日本でも以前は始業時間が曖昧であったり、労働時間を5分単位、10分単位で丸めて集計することは当たり前のように行われてきましたが、最近はコンプライアンスの観点からも正しい運用に切り替えを進めている企業が多くなりました。
タイではまだ「解雇を中心とした労務トラブル」が多いのは事実ですが、今後労働者の意識も変わってくるでしょう。
対策を後回しにしてしまった場合、損害賠償請求されるなどの金銭的なリスクはもちろんですが、最近では従業員がSNSに企業の労務管理が不十分だと書き込むケースが見られます。こういった書き込みが意図せず拡散されてしまうと、人材の確保だけでなく企業の経営自体にも影響を与える可能性があります。
これまで慣習としていたものについても、改めて会社として対策を検討していくことが望ましいでしょう。
慣習を今一度見直したうえで、就業規則に始業前の出勤や準備などについて記載して周知しておくことをお勧めします。
どのように管理するのが望ましいの?
始業前に参加が必須の朝礼などをすることはトラブルのもと、とお伝えしてきました。しかしそれ以外にも、始業時刻に関するお悩みとして以下のようなケースが挙げられます。
Aさん:9時始業としているが、朝の通勤ラッシュがいやだからと8時に出勤し、打刻している。始業時刻まではコーヒーを飲んだり、新聞を読んだりしていて労働はしていない。
Bさん:9時始業としているが、顧客からの要望があったため8時から商談をする。
AさんとBさんもどちらも8時からオフィスにいるという点では同じですが、Aさんは労働していません。しかし打刻はしているため、8時からの時間が労働時間として集計されています。
企業の人事総務担当者の皆さまとしては、「Aさんは労働時間ではなく、Bさんは労働時間」として取り扱いたいのではないでしょうか。
クラウド勤怠管理システムKING OF TIMEでできること
そこでお勧めしたいのが、KING OF TIMEの「始業時刻前の勤務を申請制とする」機能です。
始業時刻の9時以前に打刻をしていたとしても、申請がなければ労働時間として集計しないことができます。Bさんのように本当に働いている場合には申請させることで、労働時間として集計することが可能です。
仮にAさんのように労働していないにも関わらず申請してきた場合には、その申請を棄却することができます。

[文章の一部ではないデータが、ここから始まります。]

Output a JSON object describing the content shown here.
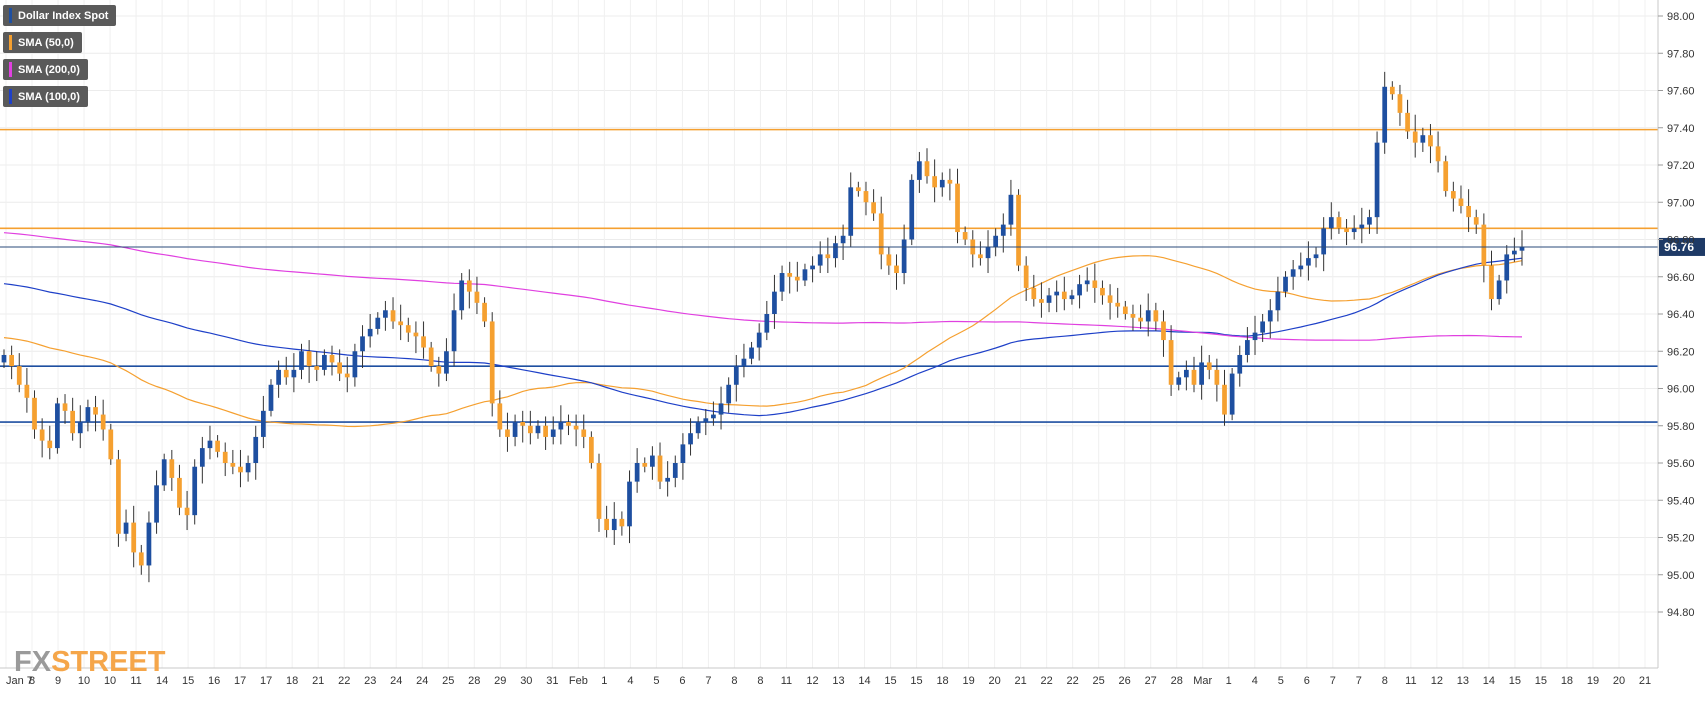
{
  "chart_data": {
    "type": "candlestick",
    "title": "",
    "xlabel": "",
    "ylabel": "",
    "ylim": [
      94.7,
      98.05
    ],
    "y_ticks": [
      "98.00",
      "97.80",
      "97.60",
      "97.40",
      "97.20",
      "97.00",
      "96.80",
      "96.60",
      "96.40",
      "96.20",
      "96.00",
      "95.80",
      "95.60",
      "95.40",
      "95.20",
      "95.00",
      "94.80"
    ],
    "x_ticks": [
      "Jan 7",
      "8",
      "9",
      "10",
      "10",
      "11",
      "14",
      "15",
      "16",
      "17",
      "17",
      "18",
      "21",
      "22",
      "23",
      "24",
      "24",
      "25",
      "28",
      "29",
      "30",
      "31",
      "Feb",
      "1",
      "4",
      "5",
      "6",
      "7",
      "8",
      "8",
      "11",
      "12",
      "13",
      "14",
      "15",
      "15",
      "18",
      "19",
      "20",
      "21",
      "22",
      "22",
      "25",
      "26",
      "27",
      "28",
      "Mar",
      "1",
      "4",
      "5",
      "6",
      "7",
      "7",
      "8",
      "11",
      "12",
      "13",
      "14",
      "15",
      "15",
      "18",
      "19",
      "20",
      "21"
    ],
    "last_price": "96.76",
    "grid": true,
    "legend": {
      "position": "top-left",
      "entries": [
        {
          "label": "Dollar Index Spot",
          "color": "#1e4fa0"
        },
        {
          "label": "SMA (50,0)",
          "color": "#f5a030"
        },
        {
          "label": "SMA (200,0)",
          "color": "#e040e0"
        },
        {
          "label": "SMA (100,0)",
          "color": "#1e40c8"
        }
      ]
    },
    "horizontal_levels": [
      {
        "value": 97.39,
        "color": "#f5a030"
      },
      {
        "value": 96.86,
        "color": "#f5a030"
      },
      {
        "value": 96.12,
        "color": "#1e4fa0"
      },
      {
        "value": 95.82,
        "color": "#1e4fa0"
      }
    ],
    "price_line": {
      "value": 96.76,
      "color": "#2a4a7a"
    },
    "close_series": [
      96.18,
      96.12,
      96.02,
      95.95,
      95.78,
      95.72,
      95.68,
      95.92,
      95.88,
      95.76,
      95.82,
      95.9,
      95.86,
      95.78,
      95.62,
      95.22,
      95.28,
      95.12,
      95.05,
      95.28,
      95.48,
      95.62,
      95.52,
      95.36,
      95.32,
      95.58,
      95.68,
      95.72,
      95.66,
      95.6,
      95.58,
      95.55,
      95.6,
      95.74,
      95.88,
      96.02,
      96.1,
      96.06,
      96.1,
      96.2,
      96.12,
      96.1,
      96.18,
      96.14,
      96.08,
      96.06,
      96.2,
      96.28,
      96.32,
      96.38,
      96.42,
      96.36,
      96.34,
      96.3,
      96.28,
      96.22,
      96.12,
      96.08,
      96.2,
      96.42,
      96.58,
      96.52,
      96.46,
      96.36,
      95.92,
      95.78,
      95.74,
      95.82,
      95.8,
      95.76,
      95.8,
      95.74,
      95.78,
      95.82,
      95.8,
      95.78,
      95.74,
      95.6,
      95.3,
      95.24,
      95.3,
      95.26,
      95.5,
      95.6,
      95.58,
      95.64,
      95.5,
      95.52,
      95.6,
      95.7,
      95.76,
      95.82,
      95.84,
      95.86,
      95.92,
      96.02,
      96.12,
      96.16,
      96.22,
      96.3,
      96.4,
      96.52,
      96.62,
      96.6,
      96.58,
      96.64,
      96.66,
      96.72,
      96.7,
      96.78,
      96.82,
      97.08,
      97.06,
      97.0,
      96.94,
      96.72,
      96.66,
      96.62,
      96.8,
      97.12,
      97.22,
      97.14,
      97.08,
      97.12,
      97.1,
      96.84,
      96.8,
      96.72,
      96.7,
      96.76,
      96.82,
      96.88,
      97.04,
      96.66,
      96.54,
      96.48,
      96.46,
      96.5,
      96.52,
      96.48,
      96.5,
      96.56,
      96.58,
      96.54,
      96.5,
      96.46,
      96.44,
      96.4,
      96.38,
      96.36,
      96.42,
      96.36,
      96.26,
      96.02,
      96.06,
      96.1,
      96.02,
      96.14,
      96.1,
      96.02,
      95.86,
      96.08,
      96.18,
      96.26,
      96.3,
      96.36,
      96.42,
      96.52,
      96.6,
      96.64,
      96.66,
      96.7,
      96.72,
      96.86,
      96.92,
      96.86,
      96.84,
      96.86,
      96.88,
      96.92,
      97.32,
      97.62,
      97.58,
      97.48,
      97.38,
      97.32,
      97.36,
      97.3,
      97.22,
      97.06,
      97.02,
      96.98,
      96.92,
      96.88,
      96.66,
      96.48,
      96.58,
      96.72,
      96.74,
      96.76
    ]
  }
}
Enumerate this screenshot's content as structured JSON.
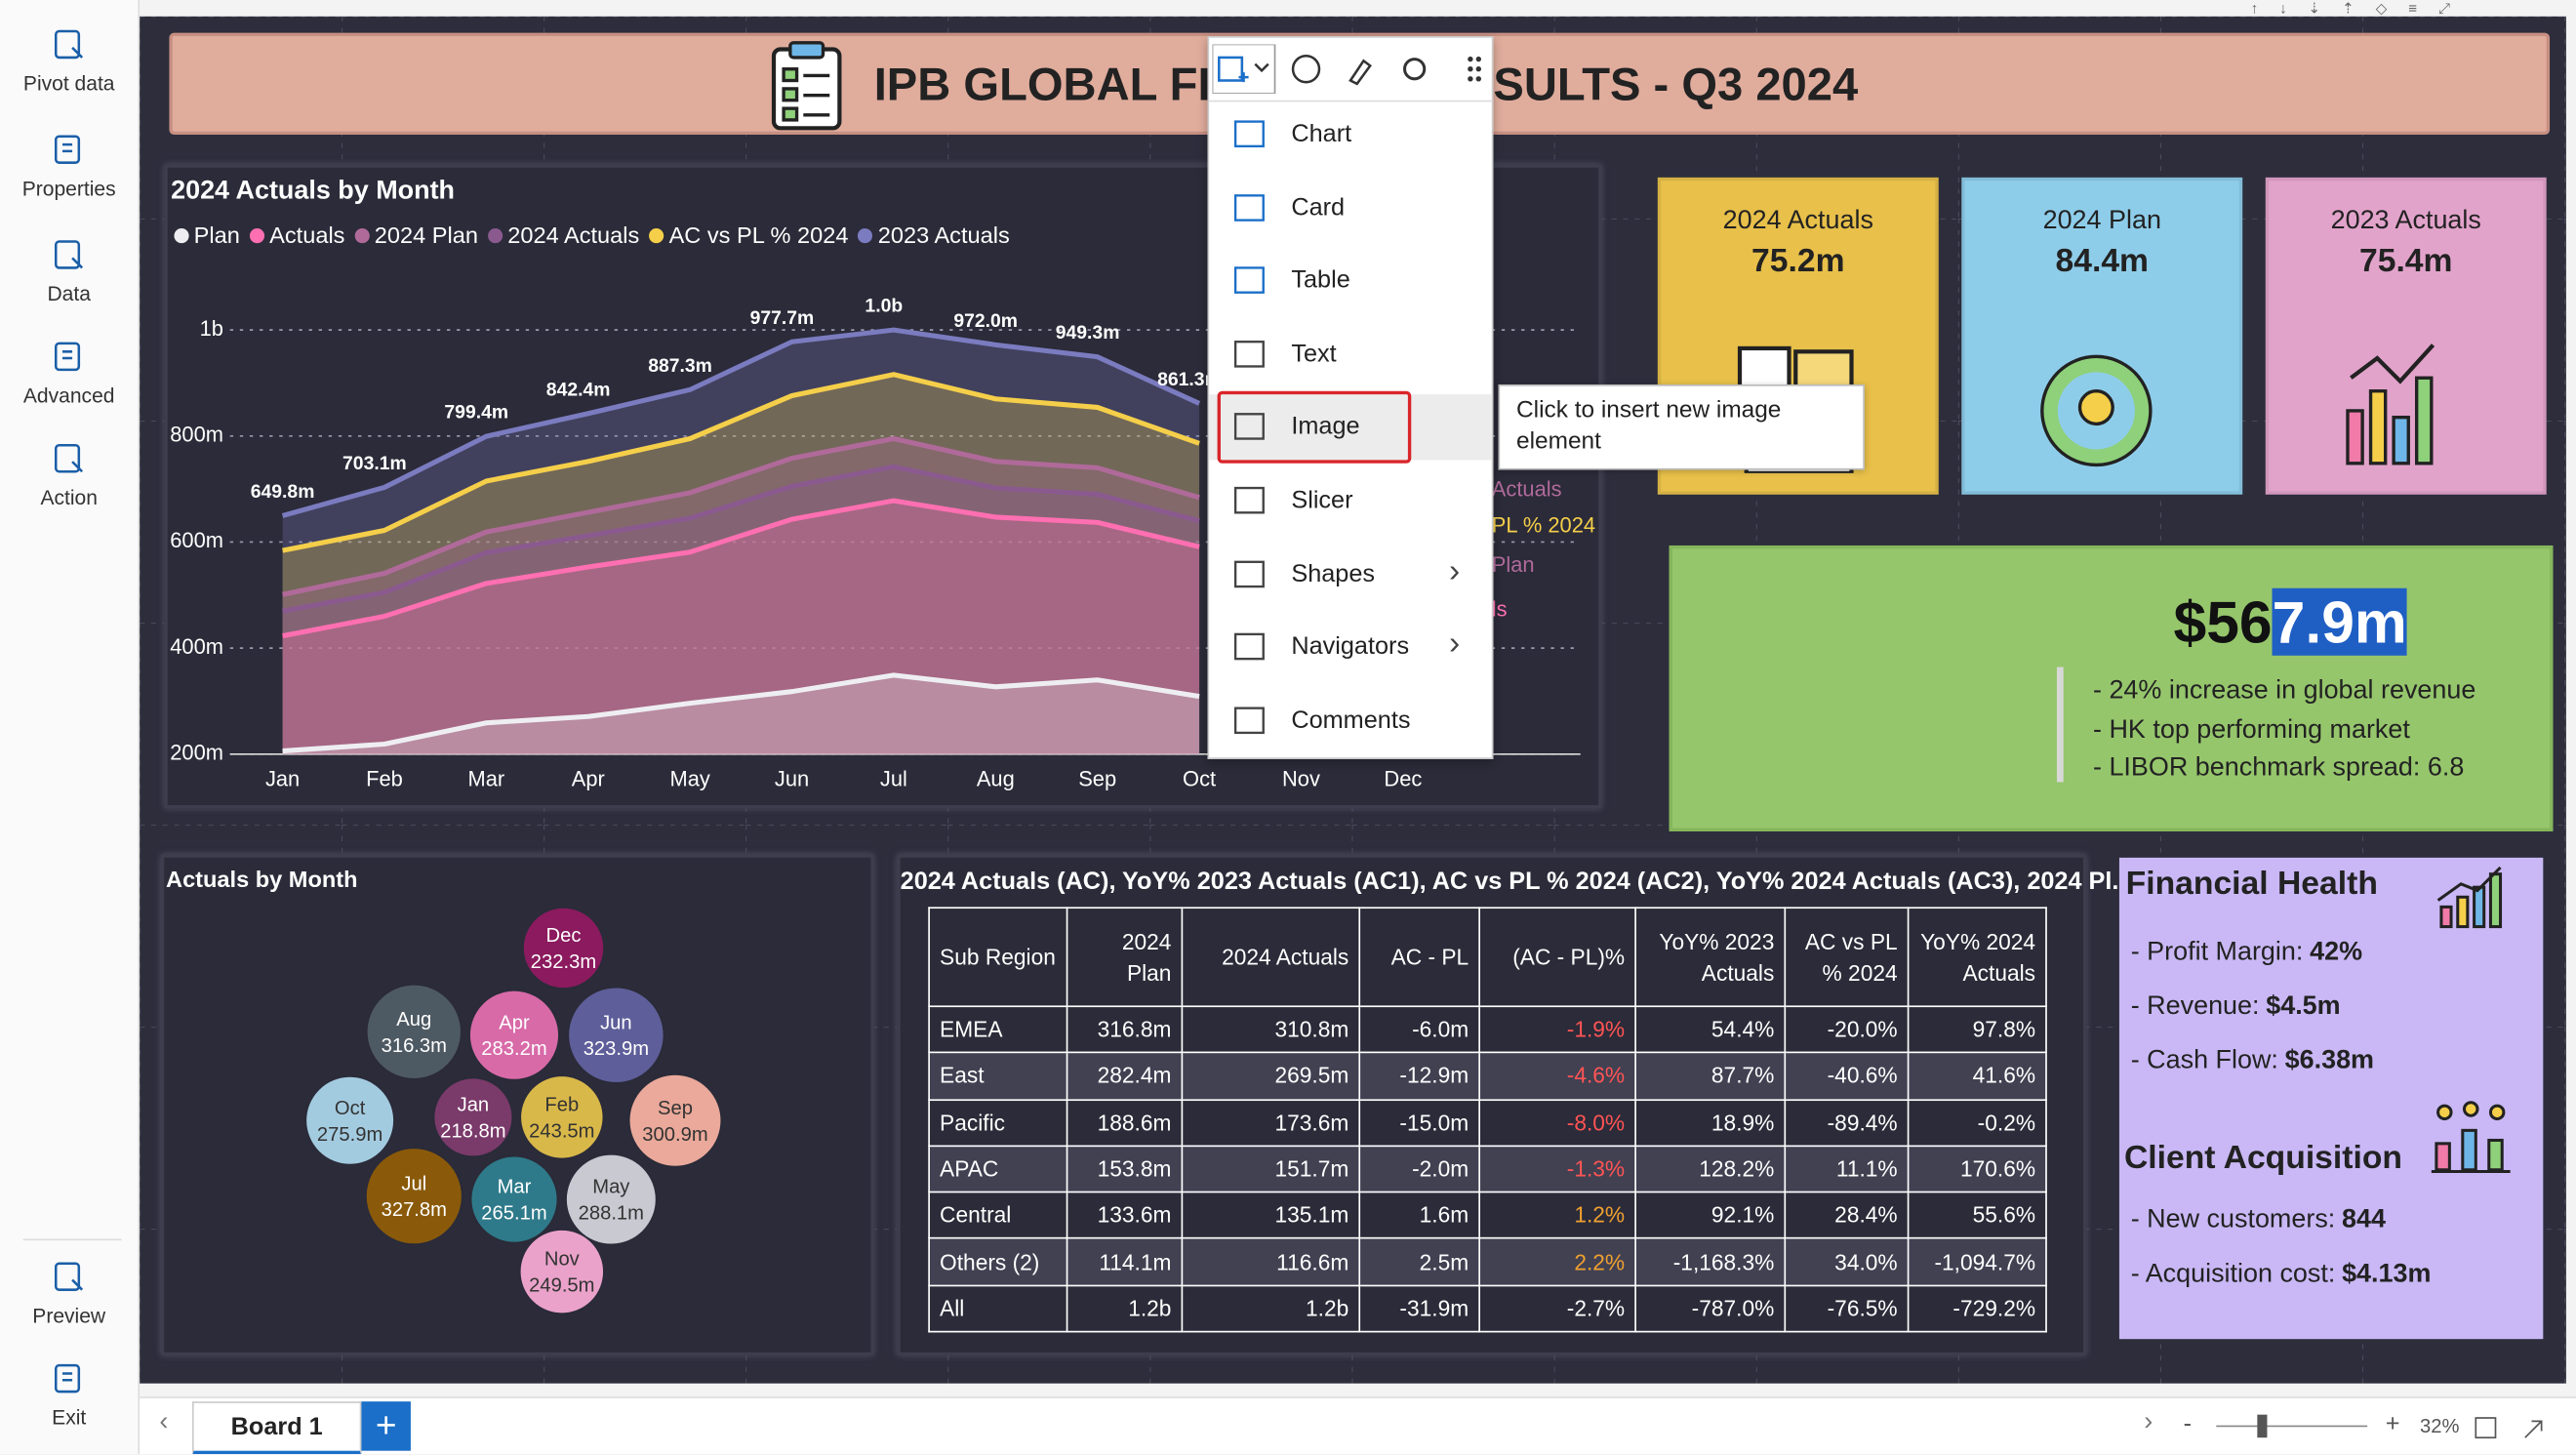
{
  "sidebar": {
    "top": [
      "Pivot data",
      "Properties",
      "Data",
      "Advanced",
      "Action"
    ],
    "bottom": [
      "Preview",
      "Exit"
    ]
  },
  "header": {
    "title": "IPB GLOBAL FINANCIAL RESULTS - Q3 2024"
  },
  "line_chart": {
    "type": "line",
    "title": "2024 Actuals by Month",
    "categories": [
      "Jan",
      "Feb",
      "Mar",
      "Apr",
      "May",
      "Jun",
      "Jul",
      "Aug",
      "Sep",
      "Oct",
      "Nov",
      "Dec"
    ],
    "series": [
      {
        "name": "Plan",
        "color": "#eeeef2",
        "values": [
          206,
          219,
          259,
          271,
          296,
          318,
          349,
          327,
          340,
          309,
          null,
          null
        ]
      },
      {
        "name": "Actuals",
        "color": "#ff6fb1",
        "values": [
          423,
          460,
          522,
          553,
          581,
          643,
          678,
          647,
          637,
          591,
          null,
          null
        ]
      },
      {
        "name": "2024 Plan",
        "color": "#b06a9a",
        "values": [
          501,
          541,
          619,
          656,
          693,
          758,
          795,
          752,
          740,
          684,
          null,
          null
        ]
      },
      {
        "name": "2024 Actuals",
        "color": "#8a5a8f",
        "values": [
          470,
          505,
          580,
          612,
          645,
          705,
          742,
          702,
          690,
          640,
          null,
          null
        ]
      },
      {
        "name": "AC vs PL % 2024",
        "color": "#f5cf4a",
        "values": [
          584,
          622,
          715,
          752,
          795,
          876,
          916,
          870,
          854,
          786,
          null,
          null
        ]
      },
      {
        "name": "2023 Actuals",
        "color": "#7b7bc0",
        "values": [
          649.8,
          703.1,
          799.4,
          842.4,
          887.3,
          977.7,
          1000,
          972.0,
          949.3,
          861.3,
          null,
          null
        ],
        "value_labels": [
          "649.8m",
          "703.1m",
          "799.4m",
          "842.4m",
          "887.3m",
          "977.7m",
          "1.0b",
          "972.0m",
          "949.3m",
          "861.3m",
          null,
          null
        ]
      }
    ],
    "ylim": [
      200,
      1080
    ],
    "yticks": [
      {
        "value": 200,
        "label": "200m"
      },
      {
        "value": 400,
        "label": "400m"
      },
      {
        "value": 600,
        "label": "600m"
      },
      {
        "value": 800,
        "label": "800m"
      },
      {
        "value": 1000,
        "label": "1b"
      }
    ],
    "grid": true
  },
  "side_legend": [
    "Actuals",
    "PL % 2024",
    "Plan",
    "ls"
  ],
  "kpis": [
    {
      "label": "2024 Actuals",
      "value": "75.2m",
      "color": "#e8c04a"
    },
    {
      "label": "2024 Plan",
      "value": "84.4m",
      "color": "#8ecdea"
    },
    {
      "label": "2023 Actuals",
      "value": "75.4m",
      "color": "#e2a3cb"
    }
  ],
  "highlight": {
    "amount_start": "$56",
    "amount_selected": "7.9m",
    "bullets": [
      "- 24% increase in global revenue",
      "- HK top performing market",
      "- LIBOR benchmark spread: 6.8"
    ]
  },
  "bubble_chart": {
    "type": "bubble",
    "title": "Actuals by Month",
    "categories": [
      "Dec",
      "Apr",
      "Jun",
      "Aug",
      "Jan",
      "Feb",
      "Sep",
      "Oct",
      "Jul",
      "Mar",
      "May",
      "Nov"
    ],
    "values": [
      232.3,
      283.2,
      323.9,
      316.3,
      218.8,
      243.5,
      300.9,
      275.9,
      327.8,
      265.1,
      288.1,
      249.5
    ],
    "value_labels": [
      "232.3m",
      "283.2m",
      "323.9m",
      "316.3m",
      "218.8m",
      "243.5m",
      "300.9m",
      "275.9m",
      "327.8m",
      "265.1m",
      "288.1m",
      "249.5m"
    ],
    "colors": [
      "#8b1a5e",
      "#d86aa8",
      "#5e5e9a",
      "#4e5a63",
      "#7a3a6a",
      "#d9b84a",
      "#eaa99a",
      "#a3cbe0",
      "#8a5a0a",
      "#2e7a8a",
      "#c9c9d2",
      "#eaa2ca"
    ]
  },
  "table": {
    "title": "2024 Actuals (AC), YoY% 2023 Actuals (AC1), AC vs PL % 2024 (AC2), YoY% 2024 Actuals (AC3), 2024 Pl...",
    "columns": [
      "Sub Region",
      "2024 Plan",
      "2024 Actuals",
      "AC - PL",
      "(AC - PL)%",
      "YoY% 2023 Actuals",
      "AC vs PL % 2024",
      "YoY% 2024 Actuals"
    ],
    "rows": [
      [
        "EMEA",
        "316.8m",
        "310.8m",
        "-6.0m",
        "-1.9%",
        "54.4%",
        "-20.0%",
        "97.8%"
      ],
      [
        "East",
        "282.4m",
        "269.5m",
        "-12.9m",
        "-4.6%",
        "87.7%",
        "-40.6%",
        "41.6%"
      ],
      [
        "Pacific",
        "188.6m",
        "173.6m",
        "-15.0m",
        "-8.0%",
        "18.9%",
        "-89.4%",
        "-0.2%"
      ],
      [
        "APAC",
        "153.8m",
        "151.7m",
        "-2.0m",
        "-1.3%",
        "128.2%",
        "11.1%",
        "170.6%"
      ],
      [
        "Central",
        "133.6m",
        "135.1m",
        "1.6m",
        "1.2%",
        "92.1%",
        "28.4%",
        "55.6%"
      ],
      [
        "Others (2)",
        "114.1m",
        "116.6m",
        "2.5m",
        "2.2%",
        "-1,168.3%",
        "34.0%",
        "-1,094.7%"
      ]
    ],
    "total": [
      "All",
      "1.2b",
      "1.2b",
      "-31.9m",
      "-2.7%",
      "-787.0%",
      "-76.5%",
      "-729.2%"
    ]
  },
  "health": {
    "title": "Financial Health",
    "items": [
      {
        "label": "- Profit Margin:",
        "value": "42%"
      },
      {
        "label": "- Revenue:",
        "value": "$4.5m"
      },
      {
        "label": "- Cash Flow:",
        "value": "$6.38m"
      }
    ],
    "title2": "Client Acquisition",
    "items2": [
      {
        "label": "- New customers:",
        "value": "844"
      },
      {
        "label": "- Acquisition cost:",
        "value": "$4.13m"
      }
    ]
  },
  "menu": {
    "items": [
      "Chart",
      "Card",
      "Table",
      "Text",
      "Image",
      "Slicer",
      "Shapes",
      "Navigators",
      "Comments"
    ],
    "tooltip": "Click to insert new image element"
  },
  "footer": {
    "tab": "Board 1",
    "zoom": "32%"
  }
}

棄却時に管理者から棄却の理由を記入することで、どのような理由で認められなかったかを明記しておくことが可能です。
このような制度や機能はたしかに有効ですし便利ですが、導入するだけでは意味がありません。
きちんと従業員へ周知し、管理者からも継続的な声かけをしていくことで、企業の風土として根付かせていくことも大切です。